Не стал исключением и рубеж XVIII–XIX вв. Именно в это время российский политический режим столкнулся с необходимостью адекватно отреагировать на события, происходившие в странах Западной и Центральной Европы в целях как собственного выживания в изменившихся условиях, так и модернизации политического и социально-экономического строя.

Во 2-й половине XVII – начале XVIII вв. в большинстве европейских государств сложились абсолютные монархии, опиравшиеся на традиционное право и традиционную же систему ценностей. Однако, уже во 2-й половине XVIII в. европейские абсолютные монархии вступили в полосу затяжного кризиса. Духовным проявлением этого кризиса стало возникновение философии Просвещения, оказавшей огромное воздействие на мировоззрение образованной части общества. Идеологи Просвещения (Вольтер, Монтескье, Руссо и др.) в своих трудах обосновывали неразумность существующих порядков и необходимость их изменения на рационалистических началах. Промедление с реформами, указывали они, может привести к революционному взрыву и ликвидации насильственным путем абсолютистских режимов. Таким образом, было предложено два основных пути выхода из кризиса традиционных абсолютных монархий: эволюционный (реформистский) и революционный. Воплощением первого пути стала политика «просвещенного абсолютизма», с разной степенью успеха проводившаяся в большинстве европейских государств в 60–80-е гг. XVIII в. Воплощением второго – Великая Французская революция и, отчасти, Война за независимость в США.

В России политический режим, начиная с Петра I, хотя бы во внешних проявлениях напоминал западные абсолютные монархии, многие его институты были заимствованы именно оттуда. Поэтому вполне закономерно, что российскому абсолютизму пришлось столкнуться примерно с теми же проблемами, что и классическому абсолютизму на Западе. Однако положение осложнялось рядом специфических особенностей, присущих именно России.

Во-первых, к концу XVIII века стало окончательно ясно, что наследие Петра I полностью себя исчерпало.
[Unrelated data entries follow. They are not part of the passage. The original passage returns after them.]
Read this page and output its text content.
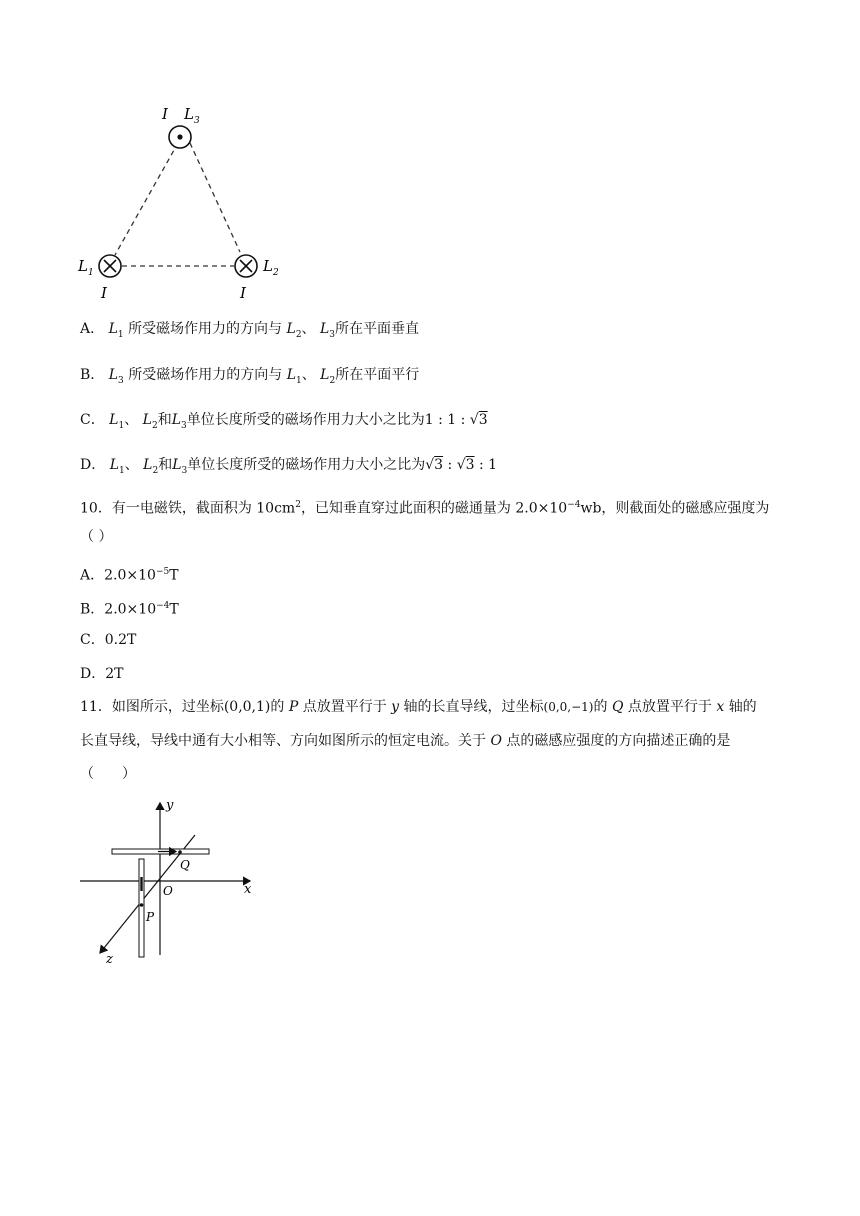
I $L_3$
$L_1$
I
$L_2$
I
A． $L_1$ 所受磁场作用力的方向与 $L_2$、 $L_3$所在平面垂直
B． $L_3$ 所受磁场作用力的方向与 $L_1$、 $L_2$所在平面平行
C． $L_1$、 $L_2$和$L_3$单位长度所受的磁场作用力大小之比为1 : 1 : √3
D． $L_1$、 $L_2$和$L_3$单位长度所受的磁场作用力大小之比为√3 : √3 : 1
10．有一电磁铁，截面积为 $10cm^2$，已知垂直穿过此面积的磁通量为 $2.0\times 10^{-4}wb$，则截面处的磁感应强度为
（ ）
A．$2.0\times 10^{-5}T$
B．$2.0\times 10^{-4}T$
C．0.2T
D．2T
11．如图所示，过坐标(0,0,1)的 P 点放置平行于 y 轴的长直导线，过坐标(0,0,−1)的 Q 点放置平行于 x 轴的
长直导线，导线中通有大小相等、方向如图所示的恒定电流。关于 O 点的磁感应强度的方向描述正确的是
（　　）
y
x
z
O
P
Q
Дальнейшие усовершенствования созданной им политической системы необходимого эффекта не давали, а управление старыми методами «служилого государства» стало попросту невозможно, примером чему являлся дворцовый переворот и убийство Павла I, попытавшегося реанимировать методы властвования Петра I. К тому же обратной стороной петровских преобразований, в том числе насильственного насаждения европейской системы ценностей среди дворянства стало осознание образованным меньшинством своих прав и, следовательно, рост оппозиционных настроений, стремление поставить абсолютную власть монарха, как минимум, в определенные правовые рамки.
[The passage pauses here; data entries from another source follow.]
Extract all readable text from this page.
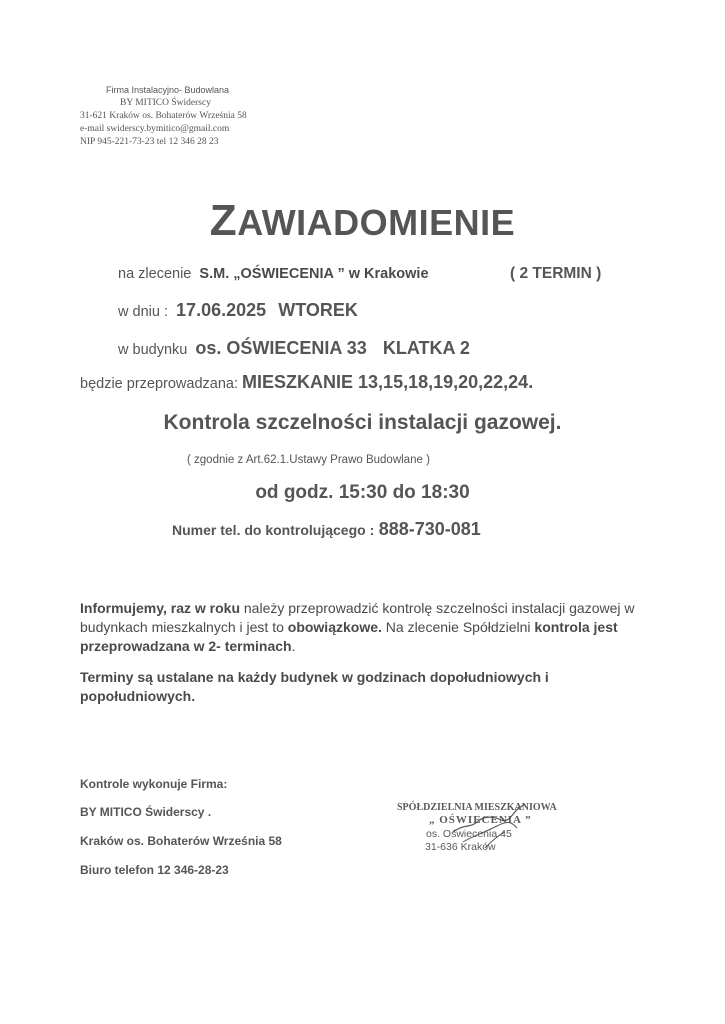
Firma Instalacyjno- Budowlana
BY MITICO Świderscy
31-621 Kraków os. Bohaterów Września 58
e-mail swiderscy.bymitico@gmail.com
NIP 945-221-73-23 tel 12 346 28 23
ZAWIADOMIENIE
na zlecenie S.M. „OŚWIECENIA ” w Krakowie	( 2 TERMIN )
w dniu : 17.06.2025 WTOREK
w budynku os. OŚWIECENIA 33 KLATKA 2
będzie przeprowadzana: MIESZKANIE 13,15,18,19,20,22,24.
Kontrola szczelności instalacji gazowej.
( zgodnie z Art.62.1.Ustawy Prawo Budowlane )
od godz. 15:30 do 18:30
Numer tel. do kontrolującego : 888-730-081
Informujemy, raz w roku należy przeprowadzić kontrolę szczelności instalacji gazowej w budynkach mieszkalnych i jest to obowiązkowe. Na zlecenie Spółdzielni kontrola jest przeprowadzana w 2- terminach.
Terminy są ustalane na każdy budynek w godzinach dopołudniowych i popołudniowych.
Kontrole wykonuje Firma:
BY MITICO Świderscy .
Kraków os. Bohaterów Września 58
Biuro telefon 12 346-28-23
SPÓŁDZIELNIA MIESZKANIOWA
„ OŚWIECENIA ”
os. Oświecenia 45
31-636 Kraków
Во-вторых, в социально-экономической сфере России полностью господствовали крепостнические отношения. В ряде стран Европы во 2-й половине XVIII в. крепостное право тоже ещё существовало (Франция, Австрия, Пруссия), но оно уже нигде не было таким господствующим элементом социально-экономических отношений, как в России. При этом к началу XIX века крепостнические отношения в России, с одной стороны, до конца себя ещё не исчерпали, а с другой – однозначно являлись дестабилизирующим фактором общественной жизни (пример крестьянской войны под руководством Е. Пугачева был перед глазами). Причем при сопоставлении с событиями Французской революции роль и характер этого фактора становились особенно очевидными. Это, в свою очередь, предопределяло тесную связь реформы политической системы с решением крестьянского вопроса.
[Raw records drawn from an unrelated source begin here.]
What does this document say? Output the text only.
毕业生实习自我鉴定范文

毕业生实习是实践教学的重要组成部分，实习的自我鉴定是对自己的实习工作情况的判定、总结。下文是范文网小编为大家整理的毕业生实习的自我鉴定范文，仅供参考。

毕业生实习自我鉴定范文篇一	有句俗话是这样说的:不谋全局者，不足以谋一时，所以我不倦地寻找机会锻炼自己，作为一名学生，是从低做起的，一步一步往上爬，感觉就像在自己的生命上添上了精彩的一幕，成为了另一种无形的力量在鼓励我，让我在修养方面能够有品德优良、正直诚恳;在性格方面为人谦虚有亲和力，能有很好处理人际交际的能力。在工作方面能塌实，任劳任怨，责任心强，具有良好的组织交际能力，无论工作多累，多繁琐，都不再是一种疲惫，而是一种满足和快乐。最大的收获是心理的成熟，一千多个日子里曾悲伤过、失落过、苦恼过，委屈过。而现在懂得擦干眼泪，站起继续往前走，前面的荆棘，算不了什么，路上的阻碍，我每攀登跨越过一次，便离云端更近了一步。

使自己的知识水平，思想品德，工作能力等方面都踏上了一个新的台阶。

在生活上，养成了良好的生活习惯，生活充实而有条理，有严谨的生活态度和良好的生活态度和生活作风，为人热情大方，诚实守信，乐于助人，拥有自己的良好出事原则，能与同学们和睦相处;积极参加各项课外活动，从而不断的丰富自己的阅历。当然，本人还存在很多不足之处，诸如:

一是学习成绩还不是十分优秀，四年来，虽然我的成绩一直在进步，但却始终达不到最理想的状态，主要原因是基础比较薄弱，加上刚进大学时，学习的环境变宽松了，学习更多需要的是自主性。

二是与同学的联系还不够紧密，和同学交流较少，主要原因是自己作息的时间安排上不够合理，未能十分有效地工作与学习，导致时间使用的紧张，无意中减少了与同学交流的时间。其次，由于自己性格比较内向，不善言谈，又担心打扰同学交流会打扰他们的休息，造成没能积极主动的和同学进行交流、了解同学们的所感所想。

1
В-третьих, Россия являлась типичной страной догоняющего развития. Приобретя при Петре I статус «великой державы» и включившись в соревнование с экономически более развитыми европейскими государствами, Россия оказалась как бы запрограммированной на периодическое повторение модернизации. Альтернативой являлась потеря великодержавного имперского статуса со всеми вытекающими последствиями. Исходя из этого, российский правящий режим должен был неизбежно ориентироваться на опыт западноевропейских государств, вплоть до прямых заимствований. С другой стороны, догоняющий характер развития неизбежно вел к сжиманию во времени самого процесса преобразований, что могло породить негативные дополнительные последствия, особенно в отношении рядового населения.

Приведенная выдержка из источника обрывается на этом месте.